Why is the zkLogin self-custody?

Why is the zkLogin self-custody? I think if OAuth Providers impersonate a user, they can also get user’s salt by using a jwt which they generate and they can transact.


zkLogin is a protocol that expects a valid fresh JWT and a salt (ie a secret 128bit value).

The standard itself does not specify how the salt is provisioned, ie some wallet providers might decide to store the salt in user’s wallet memory or secure-storage during account creation and provision it only if the user loses it. Some devs might allow registering a recovery method (ie a phone 2FA, some PIN authenticator etc), which protects against malicious openID providers.
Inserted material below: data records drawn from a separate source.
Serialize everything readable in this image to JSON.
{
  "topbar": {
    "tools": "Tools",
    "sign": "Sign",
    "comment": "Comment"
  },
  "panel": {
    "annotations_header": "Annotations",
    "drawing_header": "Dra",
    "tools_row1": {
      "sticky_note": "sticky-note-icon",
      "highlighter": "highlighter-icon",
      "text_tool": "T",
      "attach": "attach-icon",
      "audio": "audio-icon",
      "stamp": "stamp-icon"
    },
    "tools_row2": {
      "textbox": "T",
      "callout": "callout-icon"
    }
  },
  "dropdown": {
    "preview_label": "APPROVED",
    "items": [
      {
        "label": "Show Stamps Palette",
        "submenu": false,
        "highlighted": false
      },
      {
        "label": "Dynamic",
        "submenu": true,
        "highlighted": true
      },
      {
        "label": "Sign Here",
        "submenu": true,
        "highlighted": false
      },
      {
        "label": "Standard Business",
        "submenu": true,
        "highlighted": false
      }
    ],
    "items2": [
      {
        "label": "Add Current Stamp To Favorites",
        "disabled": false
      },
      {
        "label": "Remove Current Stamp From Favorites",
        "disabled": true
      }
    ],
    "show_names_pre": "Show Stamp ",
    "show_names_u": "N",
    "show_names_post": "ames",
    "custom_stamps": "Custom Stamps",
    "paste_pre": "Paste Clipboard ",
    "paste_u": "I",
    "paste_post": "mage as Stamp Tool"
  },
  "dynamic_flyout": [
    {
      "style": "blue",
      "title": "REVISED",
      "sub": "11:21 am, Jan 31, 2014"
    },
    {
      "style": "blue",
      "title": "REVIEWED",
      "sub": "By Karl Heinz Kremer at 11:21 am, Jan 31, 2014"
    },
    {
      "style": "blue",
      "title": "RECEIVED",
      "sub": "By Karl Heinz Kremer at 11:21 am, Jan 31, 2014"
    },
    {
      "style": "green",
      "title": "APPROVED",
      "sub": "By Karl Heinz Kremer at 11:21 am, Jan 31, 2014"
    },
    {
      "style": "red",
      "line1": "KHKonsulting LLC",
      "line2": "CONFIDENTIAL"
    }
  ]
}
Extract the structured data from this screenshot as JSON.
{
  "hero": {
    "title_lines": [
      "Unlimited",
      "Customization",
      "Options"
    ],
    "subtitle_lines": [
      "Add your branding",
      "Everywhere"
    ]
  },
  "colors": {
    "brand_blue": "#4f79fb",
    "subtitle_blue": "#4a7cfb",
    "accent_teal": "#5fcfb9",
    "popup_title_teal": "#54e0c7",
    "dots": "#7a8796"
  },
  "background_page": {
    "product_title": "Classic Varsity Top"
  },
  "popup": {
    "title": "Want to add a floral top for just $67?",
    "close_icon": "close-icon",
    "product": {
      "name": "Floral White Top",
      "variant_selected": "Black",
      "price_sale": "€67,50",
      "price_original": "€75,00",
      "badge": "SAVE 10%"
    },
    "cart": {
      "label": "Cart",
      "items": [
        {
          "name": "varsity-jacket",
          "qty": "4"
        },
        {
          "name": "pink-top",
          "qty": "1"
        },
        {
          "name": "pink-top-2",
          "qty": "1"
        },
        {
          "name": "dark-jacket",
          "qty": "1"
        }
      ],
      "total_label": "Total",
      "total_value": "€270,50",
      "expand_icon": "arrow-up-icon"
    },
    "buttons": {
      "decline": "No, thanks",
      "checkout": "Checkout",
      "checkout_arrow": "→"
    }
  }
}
Note that many non-zkLogin solutions only rely in web2 openID login to access your key (or a share of the key); and hence they are obviously directly prone to this curious oAuth provider scenario, and zkLogin’s design decision to incorporate an extra second factor (the salt) was exactly for this purpose + allowing multiple unlinkable addresses (with different salt) for the same user (another benefit of zkLogin is simulation or BIP32).

Some additional Sui features that make the use of zkLogin safer is a) addresses do not expose the wallet used nor the userID (in the openID provider), nor the salt. We also specifically hided the JWT signature as well, to protect user addresses from being tracked by oAuth providers, as they cannot match addresses to userID. b) zkLogin can be used in native multi-sig, and hence one can use zkLogin as multi-factor along with another auth method (ie mnemonic, soon passkeys etc). You can try this in devnet already, Sui supports up to 10 factors in a k out of n structure.